In each of these cases, a traditional database deployment—separate online transactional processing (OLTP) and online analytical processing (OLAP) databases with an extract, transform, load (ETL) process for moving the operational data to the OLAP system prior to model training—make it impossible to update a machine learning model in real time because of the delays inherent in the ETL process.
Although artificial intelligence use cases are currently not as common as machine learning use cases, the challenge of creating a continuous learning system will be the same. From voice recognition systems to self-driving cars, deep learning systems will need to be equipped with a real-time continuous learning capability for optimal performance.
Achieving continuous learning with in-memory computing
Today’s in-memory computing platforms are deployed on a cluster of servers that can be on-premises, in the cloud, or in a hybrid environment. The platforms leverage the cluster’s total available memory and CPU power to accelerate data processing while providing horizontal scalability, high availability, and ACID transactions with distributed SQL. When implemented as an in-memory data grid, the platform can be easily inserted between the application and data layers of existing applications. In-memory databases are also available for new applications or when initiating a complete rearchitecting of an existing application. The in-memory computing platform also includes streaming analytics to manage the complexity around dataflow and event processing. This allows users to query active data without impacting transactional performance. This design also reduces infrastructure costs by eliminating the need to maintain separate OLTP and OLAP systems.

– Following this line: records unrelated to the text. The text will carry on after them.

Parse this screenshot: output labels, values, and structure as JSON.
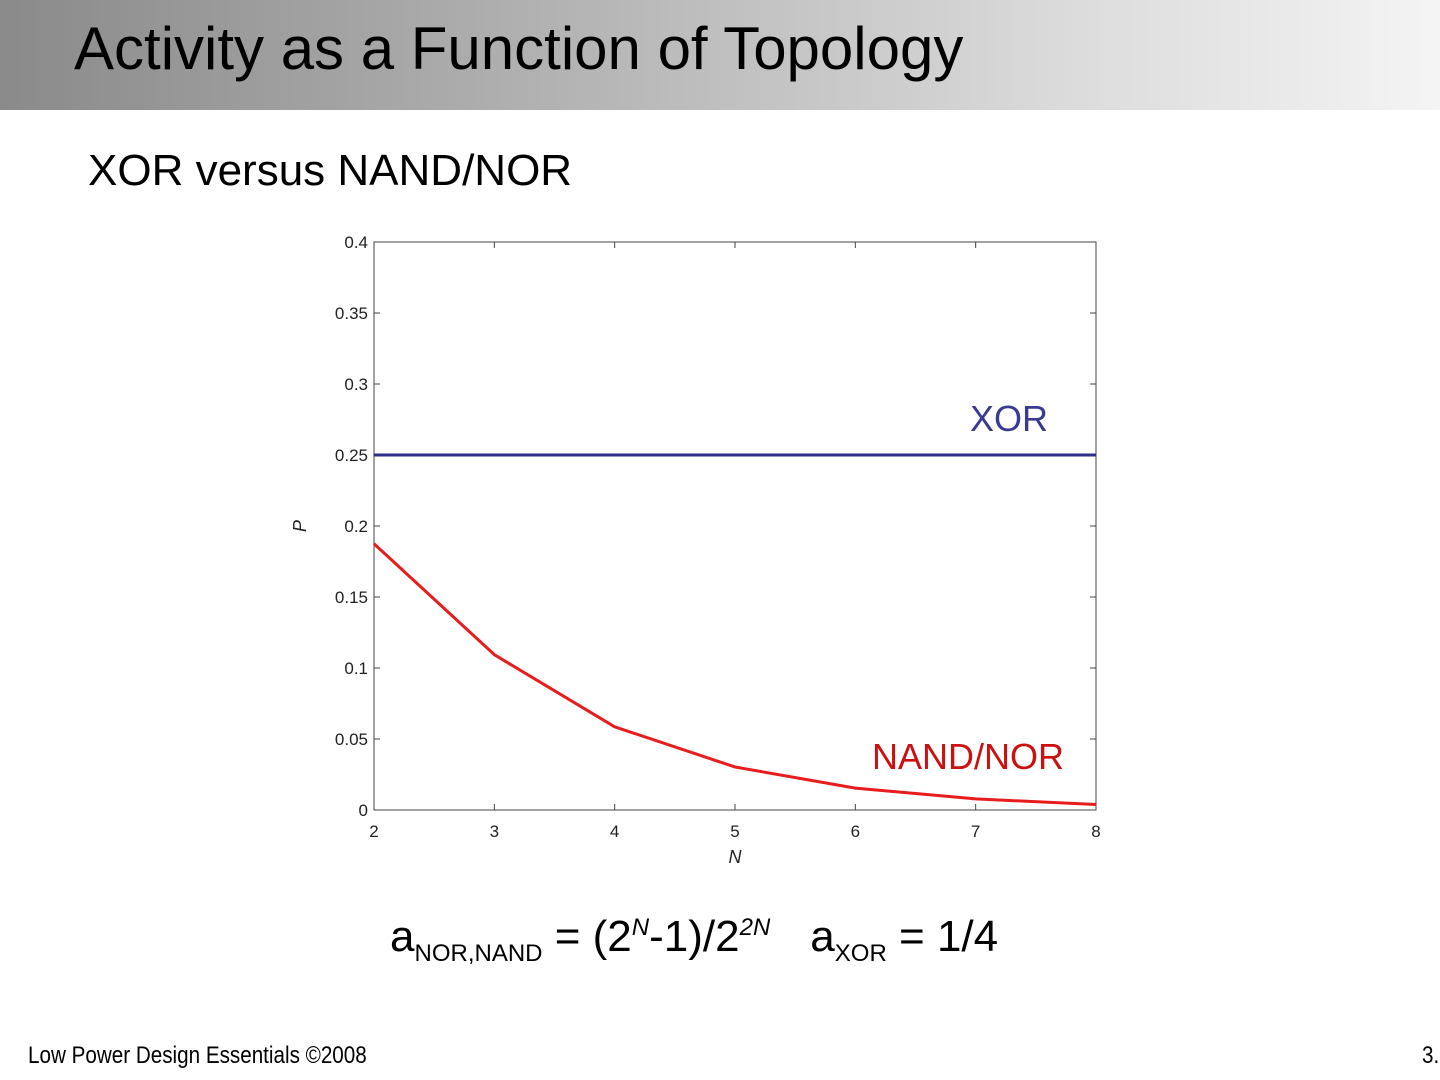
{
  "slide": {
    "title": "Activity as a Function of Topology",
    "subtitle": "XOR versus NAND/NOR",
    "formula": {
      "nor_base": "a",
      "nor_sub": "NOR,NAND",
      "nor_eq1": " = (2",
      "nor_sup1": "N",
      "nor_eq2": "-1)/2",
      "nor_sup2": "2N",
      "xor_base": "a",
      "xor_sub": "XOR",
      "xor_eq": " = 1/4"
    },
    "footer_left": "Low Power Design Essentials ©2008",
    "footer_right": "3."
  },
  "colors": {
    "xor": "#2e2e8c",
    "nand_nor": "#e81c1c",
    "nand_nor_label": "#cc1010",
    "xor_label": "#3a3a94",
    "axis": "#444444"
  },
  "chart_data": {
    "type": "line",
    "xlabel": "N",
    "ylabel": "P",
    "xlim": [
      2,
      8
    ],
    "ylim": [
      0,
      0.4
    ],
    "xticks": [
      2,
      3,
      4,
      5,
      6,
      7,
      8
    ],
    "yticks": [
      0,
      0.05,
      0.1,
      0.15,
      0.2,
      0.25,
      0.3,
      0.35,
      0.4
    ],
    "ytick_labels": [
      "0",
      "0.05",
      "0.1",
      "0.15",
      "0.2",
      "0.25",
      "0.3",
      "0.35",
      "0.4"
    ],
    "grid": false,
    "series": [
      {
        "name": "XOR",
        "color": "#2e2e8c",
        "x": [
          2,
          3,
          4,
          5,
          6,
          7,
          8
        ],
        "y": [
          0.25,
          0.25,
          0.25,
          0.25,
          0.25,
          0.25,
          0.25
        ]
      },
      {
        "name": "NAND/NOR",
        "color": "#e81c1c",
        "x": [
          2,
          3,
          4,
          5,
          6,
          7,
          8
        ],
        "y": [
          0.1875,
          0.1094,
          0.0586,
          0.0303,
          0.0154,
          0.0078,
          0.0039
        ]
      }
    ]
  }
}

The latest in-memory computing platforms include two capabilities essential for large-scale continuous learning systems:
- Integrated machine learning and deep learning libraries that have been optimized for massively parallel processing. This allows the system to train machine learning or deep learning models against the distributed data residing on all the nodes in the cluster. A continuous learning framework allows the machine learning or deep learning model to continuously update as new data is added without impacting performance. The integrated machine learning and deep learning libraries used in a continuous learning mode are a key building block of what Gartner calls in-process HTAP (hybrid transactional/analytical processing).
- A memory-centric architecture that keeps the entire, fully operational data set on a distributed ACID and ANSI-99 SQL-compliant disk store (using spinning disks, solid state drives [SSDs[, 3D XPoint, or other storage-class memory technologies). Only a user-defined subset of the data is maintained in the in-memory data grid or in-memory database, which allows organizations to balance application performance against infrastructure costs. This architecture also supports fast recovery following a reboot because the data on disk can be immediately accessed and processed against without waiting for all data to be loaded into memory.
With the growing need for continuous learning systems, enterprises must begin assessing now how they can implement these capabilities cost-effectively and without major disruption. Fortunately, mature open source platforms, decreases in in-memory software and infrastructure costs, and growing third-party expertise in in-memory computing means organizations can begin charting their future today.